Mansfield.TYA - Corpo Inferno Toujours en course, le duo Mansfield.TYA a sorti à la rentrée 2015 son quatrième album, soit dix ans après leur début discographique réussi avec l'excellent June avec lequel j'ai découvert le groupe. Que le temps passe vite. Depuis, je n'ai que très peu pris le temps de suivre Julia et Carla jusqu'à récemment avec la sortie de ce nouveau disque nommé Corpo inferno, chaleureusement recommandé par une amie. Bien que la méthode de composition change à chaque fois, la formule sonore bigarrée des Nantaises n'a, à quelques nuances près, pas prise une seule ride. On navigue toujours dans un univers varié qui oscille entre chanson française, folk, électro pop, techno, baroque et dans lequel s'immiscent des indéracinables petites comptines dont elles seules ont le secret.

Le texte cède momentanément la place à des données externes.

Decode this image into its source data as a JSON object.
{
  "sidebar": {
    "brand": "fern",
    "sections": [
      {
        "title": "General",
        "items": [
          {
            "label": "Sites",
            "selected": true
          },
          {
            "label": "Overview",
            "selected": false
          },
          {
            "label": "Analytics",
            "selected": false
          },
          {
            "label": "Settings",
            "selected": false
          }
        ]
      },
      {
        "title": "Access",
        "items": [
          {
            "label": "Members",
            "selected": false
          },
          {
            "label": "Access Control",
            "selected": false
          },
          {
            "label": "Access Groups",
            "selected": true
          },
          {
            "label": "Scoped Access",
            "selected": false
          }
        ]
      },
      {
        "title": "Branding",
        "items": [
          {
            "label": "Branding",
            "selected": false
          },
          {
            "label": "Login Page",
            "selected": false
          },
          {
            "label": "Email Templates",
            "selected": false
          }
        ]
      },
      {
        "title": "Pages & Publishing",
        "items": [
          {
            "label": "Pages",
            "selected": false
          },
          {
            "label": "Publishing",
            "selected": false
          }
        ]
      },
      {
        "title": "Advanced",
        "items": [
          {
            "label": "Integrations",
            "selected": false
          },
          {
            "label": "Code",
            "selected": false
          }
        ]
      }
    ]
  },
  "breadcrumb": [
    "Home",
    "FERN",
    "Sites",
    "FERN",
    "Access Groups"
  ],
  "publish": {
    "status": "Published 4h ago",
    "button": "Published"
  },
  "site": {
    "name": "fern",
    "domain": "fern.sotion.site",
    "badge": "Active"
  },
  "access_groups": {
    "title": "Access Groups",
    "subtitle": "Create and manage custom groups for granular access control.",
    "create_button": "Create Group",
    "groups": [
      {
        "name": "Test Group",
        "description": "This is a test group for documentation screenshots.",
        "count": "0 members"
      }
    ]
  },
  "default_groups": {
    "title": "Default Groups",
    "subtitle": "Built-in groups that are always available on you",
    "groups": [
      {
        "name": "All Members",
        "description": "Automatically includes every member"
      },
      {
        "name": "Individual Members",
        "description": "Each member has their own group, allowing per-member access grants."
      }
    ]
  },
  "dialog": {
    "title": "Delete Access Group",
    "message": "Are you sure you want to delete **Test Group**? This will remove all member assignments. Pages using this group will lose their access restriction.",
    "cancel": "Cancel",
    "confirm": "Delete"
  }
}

La première écoute intégrale de la galette ne déçoit pas, à défaut de prendre une claque. Comme à l'accoutumé avec ces Nantaises, on a toujours cette précieuse et agréable sensation de ne pas tout avoir saisi sur leurs intentions. Et puis, plus le processus de découverte s'affine, plus les émotions procurées par les ruptures de styles et les arrangements électroniques et acoustiques s'amplifient. On ne peut que s'incliner devant des petits bijoux sonores comme "La fin des temps", titre d'une profondeur inquiétante mais éblouissante, ou la cadencée "BB" qui fait œuvre de triturations électro. En somme, on ne sait jamais vraiment sur quel pied danser avec Mansfield.TYA tant le télescopage entre ombre et lumière est prégnant.

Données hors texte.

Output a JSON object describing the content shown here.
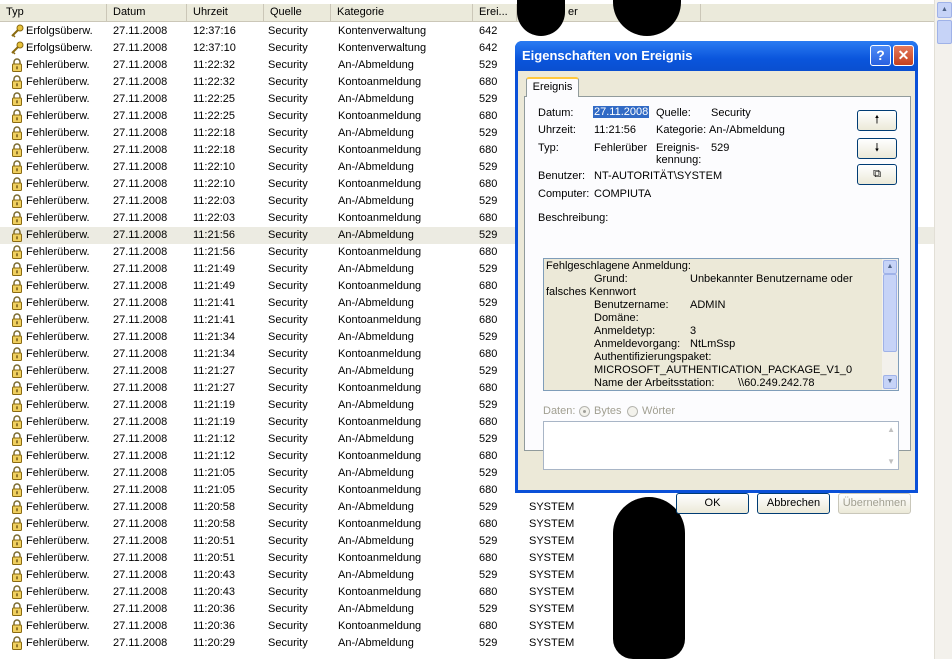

Les voix vêtues de nonchalances et d'effronteries qui résonnent dans ce Corpo inferno, rendent hommage aux écrits de plusieurs belles plumes de la langue française tels que Victor Hugo ("Les contemplations" où l'on trouve un extrait de son poème "Je respire où tu palpites") ou Proust, et savent s'effacer un peu comme sur "Loup noir". Sur cette dernière, c'est l'américaine Shannon Wright copine du label Vicious Circle, qui vient poser sur le sillon une délicatesse vocale familière accompagnée d'un clavier feutré et de violons portant la chanson vers un sentiment d'affliction. Tout le contraire de "Palais noir", le titre suivant à l'accent tapageur.

Composé dans leur studio à Nantes en 3 mois, Corpo inferno a étonnamment le don de se faire adopter assez aisément. Avec son lot de compositions attendrissantes ("Gilbert de Clerc", "Le monde du silence") et des textes que l'on peut s'approprier, le tout avec une prise totale de liberté et de risque, Mansfield.TYA tape encore dans le mille 4 ans après le très recommandable Nyx.